Cette équipe nouvelle est vraiment sympathique. Ces putes transformées en artistes prennent leur travail au sérieux et paraissent heureuses d’avoir quitté leur premier métier. Le commerce va on ne peut mieux. Une seule difficulté : pour tant d’hommes seuls, trop peu de femmes. Tous les clients voudraient être accompagnés sinon toute la nuit, mais plus longtemps, par une fille, surtout une artiste. Ça fait des jaloux. De temps en temps, quand par hasard deux femmes sont à la même table, il y a des protestations de la part des clients.
Les petites Noires sont aussi sollicitées, premièrement parce qu’elles sont belles et surtout parce que dans cette brousse il n’y a pas de femmes. Derrière le bar, quelquefois Daya passe pour servir et parle avec tous. A peu près une vingtaine d’hommes jouissent de la présence de l’Hindoue, vraiment une beauté rare.
Pour éviter les jalousies et les réclamations des clients pour avoir à leur table une artiste, j’ai institué une loterie. Après chaque numéro de déshabillé ou de chant, une grande roue numérotée de 1 à 32, un numéro par table et deux numéros pour le bar, décide où doit se rendre la fille. Pour participer à la loterie, il faut prendre un billet qui coûte le prix d’une bouteille de whisky ou de Champagne.
Cette idée (je le croyais) a deux avantages. D’abord elle évite toute réclamation. Celui qui gagne jouit de la môme pendant une heure à sa table pour le prix de la bouteille qu’on lui sert de la façon suivante : pendant que, complètement nue, l’artiste est cachée par l’immense éventail, on fait tourner la roue. Quand sort le numéro, la fille monte sur un grand plat en bois peint en argent, quatre gaillards soulèvent le tout et la portent à l’heureuse table gagnante. Elle-même débouche le Champagne, trinque une coupe, toujours à poil, s’excuse et, cinq minutes après, revient s’asseoir à nouveau habillée.
Pendant six mois, tout a bien marché, mais la saison des pluies étant passée, il est venu une clientèle nouvelle. Ce sont les chercheurs d’or et de diamants qui prospectent librement en brousse dans cette terre si riche d’alluvions. Chercher de l’or et des brillants avec des moyens archaïques est excessivement dur. Bien souvent les mineurs se tuent ou se volent entre eux. Aussi tout ce monde est armé et quand ils ont un petit sachet d’or ou une poignée de brillants, ils ne résistent pas à la tentation de le dépenser follement. Les filles, sur chaque bouteille, reçoivent un gros pourcentage. De là, en embrassant le client, à verser dans le seau à glace le Champagne ou le whisky pour que la bouteille se termine plus vite, c’est rapidement fait. Quelques-uns, malgré l’alcool bu, s’en rendent compte et leurs réactions sont si brutales que j’ai été obligé de faire sceller les tables et les chaises.

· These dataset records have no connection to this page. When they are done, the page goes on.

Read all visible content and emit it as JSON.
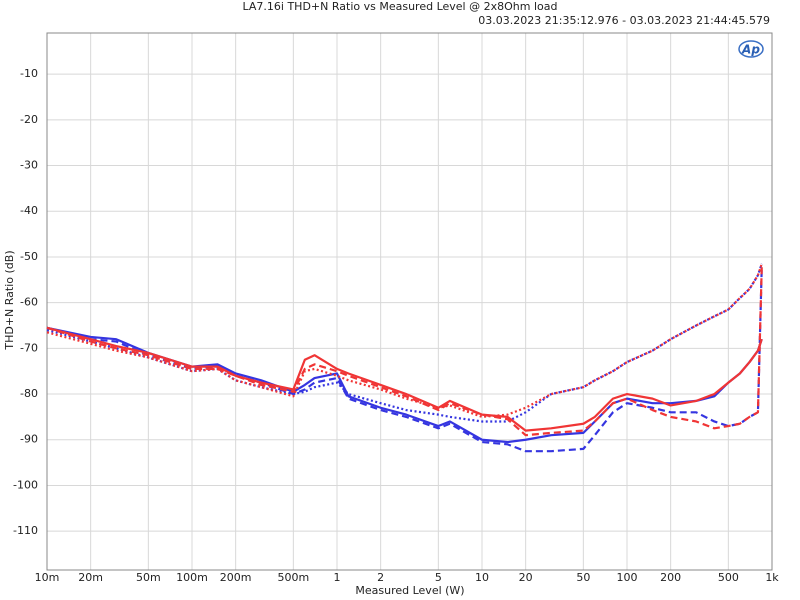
{
  "chart_data": {
    "type": "line",
    "title": "LA7.16i THD+N Ratio vs Measured Level @ 2x8Ohm load",
    "subtitle": "03.03.2023 21:35:12.976 - 03.03.2023 21:44:45.579",
    "x_label": "Measured Level (W)",
    "y_label": "THD+N Ratio (dB)",
    "logo": "Ap",
    "xscale": "log",
    "grid": true,
    "xlim": [
      0.01,
      1000
    ],
    "ylim": [
      -118.5,
      -1
    ],
    "xticks": [
      {
        "value": 0.01,
        "label": "10m"
      },
      {
        "value": 0.02,
        "label": "20m"
      },
      {
        "value": 0.05,
        "label": "50m"
      },
      {
        "value": 0.1,
        "label": "100m"
      },
      {
        "value": 0.2,
        "label": "200m"
      },
      {
        "value": 0.5,
        "label": "500m"
      },
      1,
      2,
      5,
      10,
      20,
      50,
      100,
      200,
      500,
      {
        "value": 1000,
        "label": "1k"
      }
    ],
    "yticks": [
      -10,
      -20,
      -30,
      -40,
      -50,
      -60,
      -70,
      -80,
      -90,
      -100,
      -110
    ],
    "x": [
      0.01,
      0.02,
      0.03,
      0.05,
      0.1,
      0.15,
      0.2,
      0.3,
      0.5,
      0.6,
      0.7,
      1,
      1.2,
      2,
      3,
      5,
      6,
      10,
      15,
      20,
      30,
      50,
      60,
      80,
      100,
      150,
      200,
      300,
      400,
      500,
      600,
      700,
      800,
      850
    ],
    "series": [
      {
        "color": "#3535e0",
        "dash": "dotted",
        "values": [
          -66,
          -68.5,
          -70,
          -72,
          -75,
          -74.5,
          -77,
          -78.5,
          -80,
          -79.5,
          -78.5,
          -77.5,
          -80,
          -82,
          -83.5,
          -84.5,
          -85,
          -86,
          -86,
          -84,
          -80,
          -78.5,
          -77,
          -75,
          -73,
          -70.5,
          -68,
          -65,
          -63,
          -61.5,
          -59,
          -57,
          -54,
          -51.5
        ]
      },
      {
        "color": "#3535e0",
        "dash": "dashed",
        "values": [
          -65.5,
          -68,
          -68.5,
          -71.5,
          -74.5,
          -74,
          -76,
          -77.5,
          -80,
          -79,
          -77.5,
          -76.5,
          -81,
          -83.5,
          -85,
          -87.5,
          -86.5,
          -90.5,
          -91,
          -92.5,
          -92.5,
          -92,
          -89,
          -84,
          -82,
          -83,
          -84,
          -84,
          -86,
          -87,
          -86.5,
          -85,
          -84,
          -52
        ]
      },
      {
        "color": "#3535e0",
        "dash": "solid",
        "values": [
          -65.5,
          -67.5,
          -68,
          -71,
          -74,
          -73.5,
          -75.5,
          -77,
          -79.5,
          -78,
          -76.5,
          -75.5,
          -80.5,
          -83,
          -84.5,
          -87,
          -86,
          -90,
          -90.5,
          -90,
          -89,
          -88.5,
          -86,
          -82,
          -81,
          -82,
          -82,
          -81.5,
          -80.5,
          -77.5,
          -75.5,
          -73,
          -70.5,
          -68
        ]
      },
      {
        "color": "#f03535",
        "dash": "dotted",
        "values": [
          -66.5,
          -69,
          -70.5,
          -72,
          -75,
          -74.5,
          -77,
          -78.5,
          -80.5,
          -75,
          -74.5,
          -76,
          -77,
          -79,
          -81,
          -83,
          -82.5,
          -85,
          -84.5,
          -83,
          -80,
          -78.5,
          -77,
          -75,
          -73,
          -70.5,
          -68,
          -65,
          -63,
          -61.5,
          -59,
          -57,
          -54,
          -51.5
        ]
      },
      {
        "color": "#f03535",
        "dash": "dashed",
        "values": [
          -65.5,
          -68.5,
          -70,
          -71.5,
          -74.5,
          -74.5,
          -76,
          -78,
          -79.5,
          -74.5,
          -73.5,
          -75,
          -76,
          -78.5,
          -80.5,
          -83.5,
          -82,
          -84.5,
          -85.5,
          -89,
          -88.5,
          -88,
          -86,
          -82,
          -81,
          -83.5,
          -85,
          -86,
          -87.5,
          -87,
          -86.5,
          -85,
          -84,
          -52
        ]
      },
      {
        "color": "#f03535",
        "dash": "solid",
        "values": [
          -65.5,
          -68,
          -69.5,
          -71,
          -74,
          -74,
          -76,
          -77.5,
          -79,
          -72.5,
          -71.5,
          -74.5,
          -75.5,
          -78,
          -80,
          -83,
          -81.5,
          -84.5,
          -85,
          -88,
          -87.5,
          -86.5,
          -85,
          -81,
          -80,
          -81,
          -82.5,
          -81.5,
          -80,
          -77.5,
          -75.5,
          -73,
          -70.5,
          -68
        ]
      }
    ]
  }
}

Avec cette nouvelle clientèle, ce qui devait arriver arriva. On l’appelait « Fleur de Cannelle ». Effectivement, sa peau avait la couleur de la cannelle. Cette nouvelle môme, que j’avais tirée des bas fonds de Georgetown, rendait littéralement fous les clients par sa façon de se déshabiller.
Quand c’était son tour de passer, on apportait un canapé en satin blanc sur la scène et non seulement elle se mettait à poil, avec une science perverse peu commune, mais une fois nue comme un ver, elle s’allongeait sur le canapé et se caressait elle-même. Ses longs doigts effilés glissaient sur toute sa chair nue jouant avec son propre corps, des cheveux à la pointe des pieds. Aucune partie n’échappait à ses attouchements. Inutile de vous dire la réaction de ces hommes frustes de la brousse pleins d’alcool.
Comme elle était très intéressée, elle avait exigé que pour participer à sa loterie, les joueurs devraient acheter le prix de deux bouteilles de Champagne et non d’une comme pour les autres. Après avoir joué plusieurs fois vainement sur sa chance de gagner Fleur de Cannelle, un mineur costaud, porteur d’une barbe noire très fournie, ne trouve pas autre chose, lorsque passe mon Hindoue pour vendre les numéros du dernier déshabillé de Fleur de Cannelle, que d’acheter les trente numéros de la salle. Il ne restait donc que les deux numéros du bar.
Sûr de gagner après avoir payé les soixante bouteilles de Champagne, mon barbu attendait, confiant, le déshabillé de Fleur de Cannelle et le tirage de la loterie. Fleur de Cannelle était très excitée par tout ce qu’elle avait bu cette nuit. Il était quatre heures du matin quand elle commença sa dernière présentation. L’alcool aidant, elle fut plus sexuelle que jamais et ses gestes encore plus osés que d’habitude. RRRan ! On fait marcher la roulette qui, avec son petit index de corne, va donner le gagnant.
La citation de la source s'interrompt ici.